For such sceptics, the latest spate of attacks across the country is yet another proof that the administration is out of its depth. For instance, just last week, suspected armed herdsmen reportedly stormed several communities across Katsina-Ala Local Council in Benue State, leaving more than a hundred dead in their wake. According to the chairman of the council, Alfred Atera, the marauders had set ablaze residential houses and farms. In another example, on Sunday May 23, another group of suspected herders launched a premeditated attack on Dong Village in Jos South Local Council, killing scores of defenceless people. In the early hours of Thursday May 27, suspected herdsmen attacked Shikaan Mbagena Kpav, a Tiv community in Benue State, mowing down at least 36 people, some of them students of the College of Education Katsina-Ala.
Attacks like these are just one aspect of the country’s expanding economy of violence. Space does not permit a systematic documentation of the incidents of kidnapping which are now a daily occurrence. The same thing applies to calculated brutal attacks on soldiers and law enforcement agents by sundry armed gangs. Last month, more than 30 soldiers were sent to their early graves when still unidentified militants ambushed an army base in Mainok in the northeastern part of Borno State. When you throw into the mix the normal pattern of everyday violence, especially attacks on civilians by armed robbers, you get a picture of a country literally crumbling.
The situation has revived fears among security experts that the country, already a failure when judged by all the relevant sociological indices, is in danger of collapsing if urgent remedial steps are not taken. For example, in a must-read article for Foreign Policy magazine, Robert I. Rotberg and Joseph Campbell (the latter was US ambassador to Nigeria from 2004 to 2007) called for “a new determination by Buhari and the political class to restore security and a sense of safety” in order to “prevent the nation from spiraling further into failure and despair.”

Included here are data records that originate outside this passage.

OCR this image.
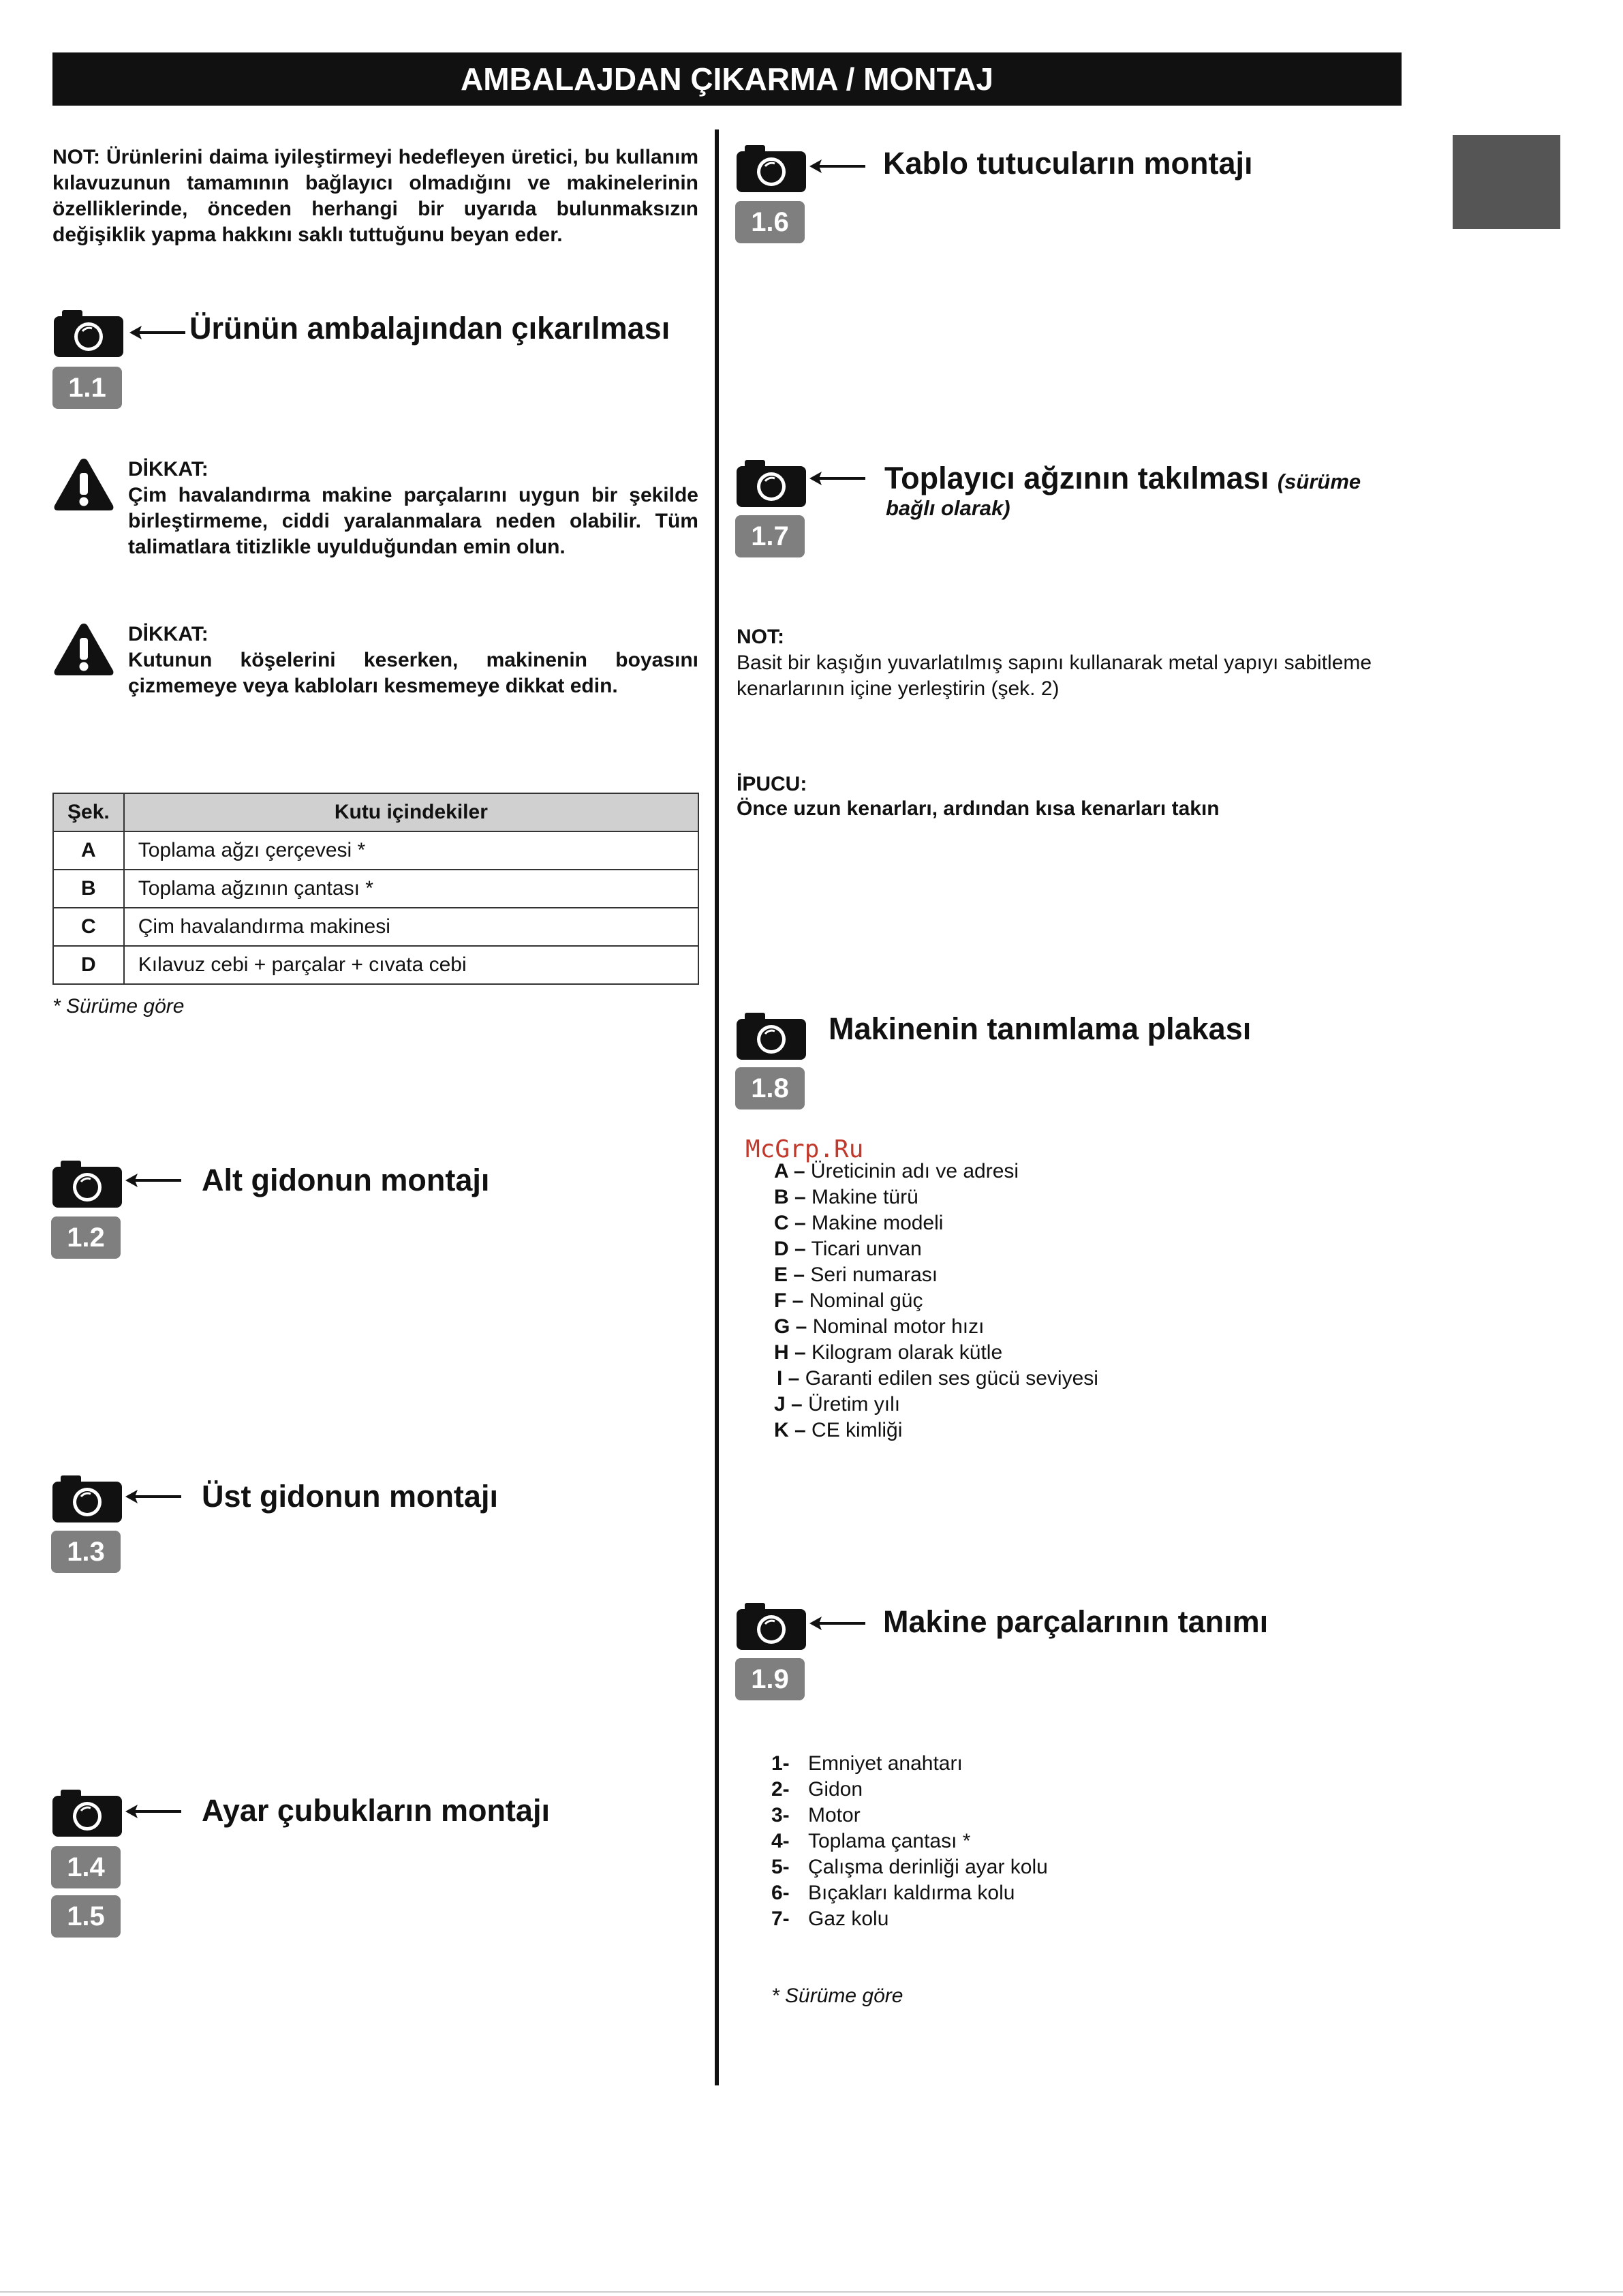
AMBALAJDAN ÇIKARMA / MONTAJ
NOT: Ürünlerini daima iyileştirmeyi hedefleyen üretici, bu kullanım kılavuzunun tamamının bağlayıcı olmadığını ve makinelerinin özelliklerinde, önceden herhangi bir uyarıda bulunmaksızın değişiklik yapma hakkını saklı tuttuğunu beyan eder.
Ürünün ambalajından çıkarılması
1.1
DİKKAT:
Çim havalandırma makine parçalarını uygun bir şekilde birleştirmeme, ciddi yaralanmalara neden olabilir. Tüm talimatlara titizlikle uyulduğundan emin olun.
DİKKAT:
Kutunun köşelerini keserken, makinenin boyasını çizmemeye veya kabloları kesmemeye dikkat edin.
Şek.	Kutu içindekiler
A	Toplama ağzı çerçevesi *
B	Toplama ağzının çantası *
C	Çim havalandırma makinesi
D	Kılavuz cebi + parçalar + cıvata cebi
* Sürüme göre
Alt gidonun montajı
1.2
Üst gidonun montajı
1.3
Ayar çubukların montajı
1.4
1.5
Kablo tutucuların montajı
1.6
Toplayıcı ağzının takılması (sürüme
bağlı olarak)
1.7
NOT:
Basit bir kaşığın yuvarlatılmış sapını kullanarak metal yapıyı sabitleme kenarlarının içine yerleştirin (şek. 2)
İPUCU:
Önce uzun kenarları, ardından kısa kenarları takın
Makinenin tanımlama plakası
1.8
McGrp.Ru
A – Üreticinin adı ve adresi
B – Makine türü
C – Makine modeli
D – Ticari unvan
E – Seri numarası
F – Nominal güç
G – Nominal motor hızı
H – Kilogram olarak kütle
I – Garanti edilen ses gücü seviyesi
J – Üretim yılı
K – CE kimliği
Makine parçalarının tanımı
1.9
1- Emniyet anahtarı
2- Gidon
3- Motor
4- Toplama çantası *
5- Çalışma derinliği ayar kolu
6- Bıçakları kaldırma kolu
7- Gaz kolu
* Sürüme göre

We fully endorse the sentiment undergirding Rotberg and Campbell’s article and join them in decrying “the fraud, graft, and embezzlement that are fundamental to Nigeria’s weaknesses as a state and that are compelling contributors to its failure.” We call on President Buhari to act and act decisively. His silence at a time of such grave emergence for the country is not golden. Instead, it makes him look weak and utterly clueless. History is upon him and members of his cabinet.